Saturday, October 31, 2009

State Department Rescuing Yemeni Jews From Anti-Semitism

There aren't that many Jews left in Yemen. They were largely driven out of the country following Israel's independence in 1948. Those that remained were a tiny percentage of the population.

Rising anti-Semitism has forced the US State Department to intervene and help resettle those that remain in the United States and Israel.
According to the report, nearly 350 Yeminite Jews lived in the country before the operation.
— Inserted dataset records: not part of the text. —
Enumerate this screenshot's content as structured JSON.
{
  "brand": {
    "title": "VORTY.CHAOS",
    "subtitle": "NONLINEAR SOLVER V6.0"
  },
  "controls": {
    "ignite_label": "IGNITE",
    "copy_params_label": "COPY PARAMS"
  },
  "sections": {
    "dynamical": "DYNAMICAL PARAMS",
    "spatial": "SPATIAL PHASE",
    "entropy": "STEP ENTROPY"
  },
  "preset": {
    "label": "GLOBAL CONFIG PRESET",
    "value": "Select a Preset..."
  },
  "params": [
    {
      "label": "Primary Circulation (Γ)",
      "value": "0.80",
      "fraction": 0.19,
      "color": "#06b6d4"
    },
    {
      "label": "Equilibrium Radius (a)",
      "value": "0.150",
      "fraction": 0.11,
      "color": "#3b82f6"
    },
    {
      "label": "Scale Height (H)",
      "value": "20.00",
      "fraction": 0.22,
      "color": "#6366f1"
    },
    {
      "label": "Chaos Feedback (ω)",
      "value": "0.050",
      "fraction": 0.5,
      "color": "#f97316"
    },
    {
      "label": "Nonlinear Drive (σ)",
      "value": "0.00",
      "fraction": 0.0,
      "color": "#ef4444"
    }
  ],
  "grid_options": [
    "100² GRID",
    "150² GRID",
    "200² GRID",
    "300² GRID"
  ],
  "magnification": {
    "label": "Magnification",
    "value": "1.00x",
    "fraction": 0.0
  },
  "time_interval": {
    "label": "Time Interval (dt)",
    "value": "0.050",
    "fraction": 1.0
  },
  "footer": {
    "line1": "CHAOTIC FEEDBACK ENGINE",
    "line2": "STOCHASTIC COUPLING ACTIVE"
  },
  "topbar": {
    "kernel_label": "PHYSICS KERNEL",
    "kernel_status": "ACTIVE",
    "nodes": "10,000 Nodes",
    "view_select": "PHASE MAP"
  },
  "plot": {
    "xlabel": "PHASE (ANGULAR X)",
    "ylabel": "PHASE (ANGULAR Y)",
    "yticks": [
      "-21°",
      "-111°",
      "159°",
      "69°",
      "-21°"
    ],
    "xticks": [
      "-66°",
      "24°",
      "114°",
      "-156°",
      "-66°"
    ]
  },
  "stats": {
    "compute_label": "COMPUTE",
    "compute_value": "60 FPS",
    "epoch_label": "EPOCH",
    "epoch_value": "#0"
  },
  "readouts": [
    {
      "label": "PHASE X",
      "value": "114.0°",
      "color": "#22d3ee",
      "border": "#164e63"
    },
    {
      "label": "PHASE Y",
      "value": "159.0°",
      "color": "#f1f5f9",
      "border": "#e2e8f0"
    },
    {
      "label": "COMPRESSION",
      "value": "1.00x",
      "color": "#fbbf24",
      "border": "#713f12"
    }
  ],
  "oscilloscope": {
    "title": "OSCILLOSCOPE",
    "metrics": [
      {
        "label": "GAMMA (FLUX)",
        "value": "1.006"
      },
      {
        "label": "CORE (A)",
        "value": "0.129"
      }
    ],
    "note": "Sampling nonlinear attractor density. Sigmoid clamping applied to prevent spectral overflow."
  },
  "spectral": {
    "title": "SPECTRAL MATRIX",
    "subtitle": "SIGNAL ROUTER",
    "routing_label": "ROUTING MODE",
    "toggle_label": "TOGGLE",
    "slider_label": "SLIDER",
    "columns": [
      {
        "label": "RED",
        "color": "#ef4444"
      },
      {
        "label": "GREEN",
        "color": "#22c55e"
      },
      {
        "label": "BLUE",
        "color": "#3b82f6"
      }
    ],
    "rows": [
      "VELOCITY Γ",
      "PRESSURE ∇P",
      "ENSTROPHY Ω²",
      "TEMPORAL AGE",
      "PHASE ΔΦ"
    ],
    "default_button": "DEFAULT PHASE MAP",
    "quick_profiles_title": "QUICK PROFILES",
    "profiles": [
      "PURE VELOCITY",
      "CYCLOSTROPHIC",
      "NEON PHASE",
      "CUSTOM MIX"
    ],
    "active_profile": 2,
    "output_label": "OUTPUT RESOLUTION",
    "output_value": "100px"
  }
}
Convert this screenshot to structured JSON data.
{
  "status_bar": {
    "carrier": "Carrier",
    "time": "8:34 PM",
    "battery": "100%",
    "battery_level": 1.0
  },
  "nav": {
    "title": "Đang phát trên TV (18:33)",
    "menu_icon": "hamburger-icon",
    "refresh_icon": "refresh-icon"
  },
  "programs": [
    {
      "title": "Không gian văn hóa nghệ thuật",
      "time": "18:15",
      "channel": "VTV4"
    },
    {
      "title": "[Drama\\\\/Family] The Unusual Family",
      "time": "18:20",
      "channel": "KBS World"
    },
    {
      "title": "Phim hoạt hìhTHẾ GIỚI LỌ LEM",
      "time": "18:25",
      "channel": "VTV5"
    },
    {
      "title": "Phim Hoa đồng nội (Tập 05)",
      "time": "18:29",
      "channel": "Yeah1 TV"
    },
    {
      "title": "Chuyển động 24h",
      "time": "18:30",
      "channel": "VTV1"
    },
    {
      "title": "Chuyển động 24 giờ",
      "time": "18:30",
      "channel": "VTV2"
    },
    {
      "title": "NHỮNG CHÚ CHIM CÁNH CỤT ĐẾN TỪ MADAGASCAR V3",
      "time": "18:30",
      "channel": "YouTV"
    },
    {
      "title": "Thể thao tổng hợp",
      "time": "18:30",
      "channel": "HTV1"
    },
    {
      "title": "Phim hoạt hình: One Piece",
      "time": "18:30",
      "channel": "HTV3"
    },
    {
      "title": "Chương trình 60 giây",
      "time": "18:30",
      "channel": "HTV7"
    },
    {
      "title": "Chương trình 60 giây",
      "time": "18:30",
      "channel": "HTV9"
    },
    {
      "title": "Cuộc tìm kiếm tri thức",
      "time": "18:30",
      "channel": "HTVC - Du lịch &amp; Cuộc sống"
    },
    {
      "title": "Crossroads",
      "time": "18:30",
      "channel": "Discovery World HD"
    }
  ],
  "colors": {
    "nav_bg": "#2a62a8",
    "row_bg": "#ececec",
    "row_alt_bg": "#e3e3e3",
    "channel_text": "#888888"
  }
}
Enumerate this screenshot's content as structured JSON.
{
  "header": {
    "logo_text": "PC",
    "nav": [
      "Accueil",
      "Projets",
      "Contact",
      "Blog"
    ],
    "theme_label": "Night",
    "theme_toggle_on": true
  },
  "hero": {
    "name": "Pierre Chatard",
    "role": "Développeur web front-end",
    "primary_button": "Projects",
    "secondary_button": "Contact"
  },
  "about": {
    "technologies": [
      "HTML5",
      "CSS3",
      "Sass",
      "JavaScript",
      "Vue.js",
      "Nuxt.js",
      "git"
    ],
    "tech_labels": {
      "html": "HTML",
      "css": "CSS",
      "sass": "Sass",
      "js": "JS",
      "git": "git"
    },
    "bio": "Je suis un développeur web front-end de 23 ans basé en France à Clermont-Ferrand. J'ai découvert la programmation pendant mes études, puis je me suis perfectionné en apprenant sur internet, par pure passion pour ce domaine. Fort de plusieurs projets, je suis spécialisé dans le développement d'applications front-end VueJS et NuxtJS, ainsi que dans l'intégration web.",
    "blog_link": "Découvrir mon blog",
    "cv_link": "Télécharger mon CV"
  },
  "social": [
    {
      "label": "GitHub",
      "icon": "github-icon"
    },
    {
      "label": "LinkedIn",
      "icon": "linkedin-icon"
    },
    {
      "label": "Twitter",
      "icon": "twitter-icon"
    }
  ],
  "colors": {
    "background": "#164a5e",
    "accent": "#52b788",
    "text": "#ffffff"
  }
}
Those who have already moved to the US are likely to be joined by 100 more, while the remaining number will most likely move to Israel.

"If we had not done anything, we feared there would be bloodshed," Gregg Rickman, former State Department Special Envoy to Monitor and Combat Anti-Semitism, told the paper.

In August, Israeli sources confirmed that the overwhelming majority of the final remnant of Yemen's ancient Jewish community was looking to leave the country.

"About 120 of the Yemeni Jews want to move to Israel, 100 want to move to the US," a source told the Jerusalem Post. "And between 20 and 30 want to stay."
Jewish ties to Yemen stretch back more than 2,000 years, and have a rich cultural heritage. Nearly the entire Jewish community in Yemen emigrated in 1948-1950 during Operation Magic Carpet because of pogroms and rioting that killed dozens of Jews in the wake of Israel's independence. Many settled in Israel, with some coming to the United States.

Now, the last remnants of the once flourishing population is coming to the US and Israel because the Islamists in Yemen simply refuse to accept the Jewish presence.